With an alcoholic gambler for a father and an occasional prostitute for a mother, Jane and her younger sister Lana struggle to find enough to eat. Venturing out to find their father and dinner one night, the two stumble into a Chinese saloon; its proprietor Madam Chi and her Mason partner Lo find the girls a meal with the wealthy Fergus family. Jane soon establishes a tenuous friendship with their son Andrew and his friends, the beautiful Dez and the ornery Kirkpatrick brothers.

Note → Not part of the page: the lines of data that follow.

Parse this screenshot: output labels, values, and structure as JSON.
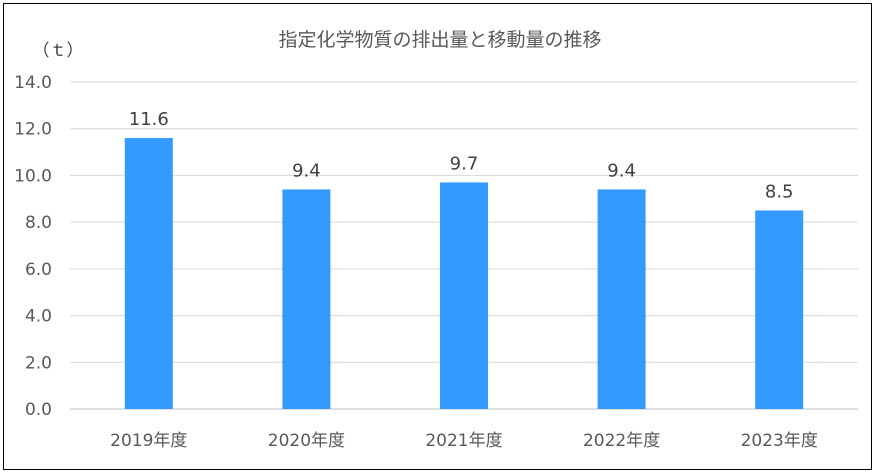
{
  "chart_data": {
    "type": "bar",
    "title": "指定化学物質の排出量と移動量の推移",
    "ylabel": "（ｔ）",
    "xlabel": "",
    "categories": [
      "2019年度",
      "2020年度",
      "2021年度",
      "2022年度",
      "2023年度"
    ],
    "values": [
      11.6,
      9.4,
      9.7,
      9.4,
      8.5
    ],
    "data_labels": [
      "11.6",
      "9.4",
      "9.7",
      "9.4",
      "8.5"
    ],
    "yticks": [
      "0.0",
      "2.0",
      "4.0",
      "6.0",
      "8.0",
      "10.0",
      "12.0",
      "14.0"
    ],
    "ylim": [
      0,
      14
    ],
    "grid": true,
    "legend": "none",
    "bar_color": "#3399ff"
  }
}
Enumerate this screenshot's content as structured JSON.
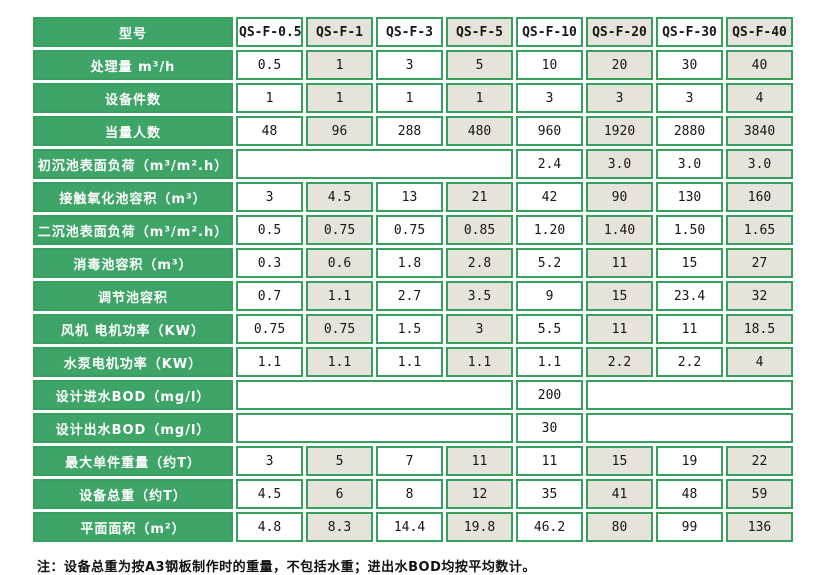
{
  "colors": {
    "header_green": "#3ea467",
    "border_green": "#37a05f",
    "beige": "#e6e3da",
    "text": "#1a1a1a"
  },
  "table": {
    "header": {
      "label": "型号",
      "models": [
        "QS-F-0.5",
        "QS-F-1",
        "QS-F-3",
        "QS-F-5",
        "QS-F-10",
        "QS-F-20",
        "QS-F-30",
        "QS-F-40"
      ]
    },
    "rows": [
      {
        "label": "处理量 m³/h",
        "cells": [
          "0.5",
          "1",
          "3",
          "5",
          "10",
          "20",
          "30",
          "40"
        ]
      },
      {
        "label": "设备件数",
        "cells": [
          "1",
          "1",
          "1",
          "1",
          "3",
          "3",
          "3",
          "4"
        ]
      },
      {
        "label": "当量人数",
        "cells": [
          "48",
          "96",
          "288",
          "480",
          "960",
          "1920",
          "2880",
          "3840"
        ]
      },
      {
        "label": "初沉池表面负荷（m³/m².h）",
        "cells": [
          {
            "text": "",
            "span": 4
          },
          "2.4",
          "3.0",
          "3.0",
          "3.0"
        ]
      },
      {
        "label": "接触氧化池容积（m³）",
        "cells": [
          "3",
          "4.5",
          "13",
          "21",
          "42",
          "90",
          "130",
          "160"
        ]
      },
      {
        "label": "二沉池表面负荷（m³/m².h）",
        "cells": [
          "0.5",
          "0.75",
          "0.75",
          "0.85",
          "1.20",
          "1.40",
          "1.50",
          "1.65"
        ]
      },
      {
        "label": "消毒池容积（m³）",
        "cells": [
          "0.3",
          "0.6",
          "1.8",
          "2.8",
          "5.2",
          "11",
          "15",
          "27"
        ]
      },
      {
        "label": "调节池容积",
        "cells": [
          "0.7",
          "1.1",
          "2.7",
          "3.5",
          "9",
          "15",
          "23.4",
          "32"
        ]
      },
      {
        "label": "风机 电机功率（KW）",
        "cells": [
          "0.75",
          "0.75",
          "1.5",
          "3",
          "5.5",
          "11",
          "11",
          "18.5"
        ]
      },
      {
        "label": "水泵电机功率（KW）",
        "cells": [
          "1.1",
          "1.1",
          "1.1",
          "1.1",
          "1.1",
          "2.2",
          "2.2",
          "4"
        ]
      },
      {
        "label": "设计进水BOD（mg/l）",
        "cells": [
          {
            "text": "",
            "span": 4
          },
          "200",
          {
            "text": "",
            "span": 3
          }
        ]
      },
      {
        "label": "设计出水BOD（mg/l）",
        "cells": [
          {
            "text": "",
            "span": 4
          },
          "30",
          {
            "text": "",
            "span": 3
          }
        ]
      },
      {
        "label": "最大单件重量（约T）",
        "cells": [
          "3",
          "5",
          "7",
          "11",
          "11",
          "15",
          "19",
          "22"
        ]
      },
      {
        "label": "设备总重（约T）",
        "cells": [
          "4.5",
          "6",
          "8",
          "12",
          "35",
          "41",
          "48",
          "59"
        ]
      },
      {
        "label": "平面面积（m²）",
        "cells": [
          "4.8",
          "8.3",
          "14.4",
          "19.8",
          "46.2",
          "80",
          "99",
          "136"
        ]
      }
    ]
  },
  "note": "注：设备总重为按A3钢板制作时的重量，不包括水重；进出水BOD均按平均数计。"
}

One afternoon, while delivering a puppy to Doctor Glick, Jane is pulled into assisting with the surgery of an injured bandit—a bandit whose gang has been ambushing the town’s inhabitants. Jane soon puts them out of her mind, however, as she busies herself with learning how to deal Faro at Madam Chi’s saloon to supplement her family’s food supply. When murmurs of a new gold deposit in the hills reach Bannack, Jane and her best friend Lo set out to strike it rich. But with the bandits still lurking around town and corruption afoot, will anyone find happiness in the Wild West?
Opinion:
Calamity Jane is a feisty, courageous girl, and Madam Chi and Lo, despite their questionably broken speech, are both dependably likable. Told in the third-person point of view, the narration occasionally deviates from age-appropriate diction. Ney’s background as a doctor becomes apparent in the overly detailed surgery scene, and portions of the novel feel too long and unnecessary, as if Ney wants readers to know exactly how much research he has done into the historical setting. The ending also lacks some of the emotional resonance I was hoping for.

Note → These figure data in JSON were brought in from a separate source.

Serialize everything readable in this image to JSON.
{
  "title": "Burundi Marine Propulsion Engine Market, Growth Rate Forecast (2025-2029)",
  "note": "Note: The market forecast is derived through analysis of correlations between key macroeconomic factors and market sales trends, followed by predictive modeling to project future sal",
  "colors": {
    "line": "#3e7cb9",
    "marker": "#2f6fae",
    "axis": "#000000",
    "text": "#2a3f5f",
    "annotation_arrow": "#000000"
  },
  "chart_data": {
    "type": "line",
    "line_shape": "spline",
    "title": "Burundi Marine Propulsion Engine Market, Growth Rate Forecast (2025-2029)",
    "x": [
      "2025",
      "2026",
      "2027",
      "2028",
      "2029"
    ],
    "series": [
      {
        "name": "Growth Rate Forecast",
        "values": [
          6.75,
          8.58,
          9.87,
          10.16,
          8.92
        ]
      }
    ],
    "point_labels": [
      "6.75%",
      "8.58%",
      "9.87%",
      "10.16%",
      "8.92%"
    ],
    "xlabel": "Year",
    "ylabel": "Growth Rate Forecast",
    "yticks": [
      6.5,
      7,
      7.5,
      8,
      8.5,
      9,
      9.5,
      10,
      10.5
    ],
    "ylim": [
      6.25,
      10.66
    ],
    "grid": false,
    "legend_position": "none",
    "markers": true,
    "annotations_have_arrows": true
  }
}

Nevertheless, the book is solidly entertaining and well researched, and the fact that its premise was based on the adolescent years of an infamous American frontierswoman and an actual crime makes it even more gripping. Overall, I would recommend this book to those who enjoy historical fiction, especially Gold Rush tales like By the Great Horn Spoon! by Sid Fleischman and “The Celebrated Jumping Frog of Calaveras County” by Mark Twain.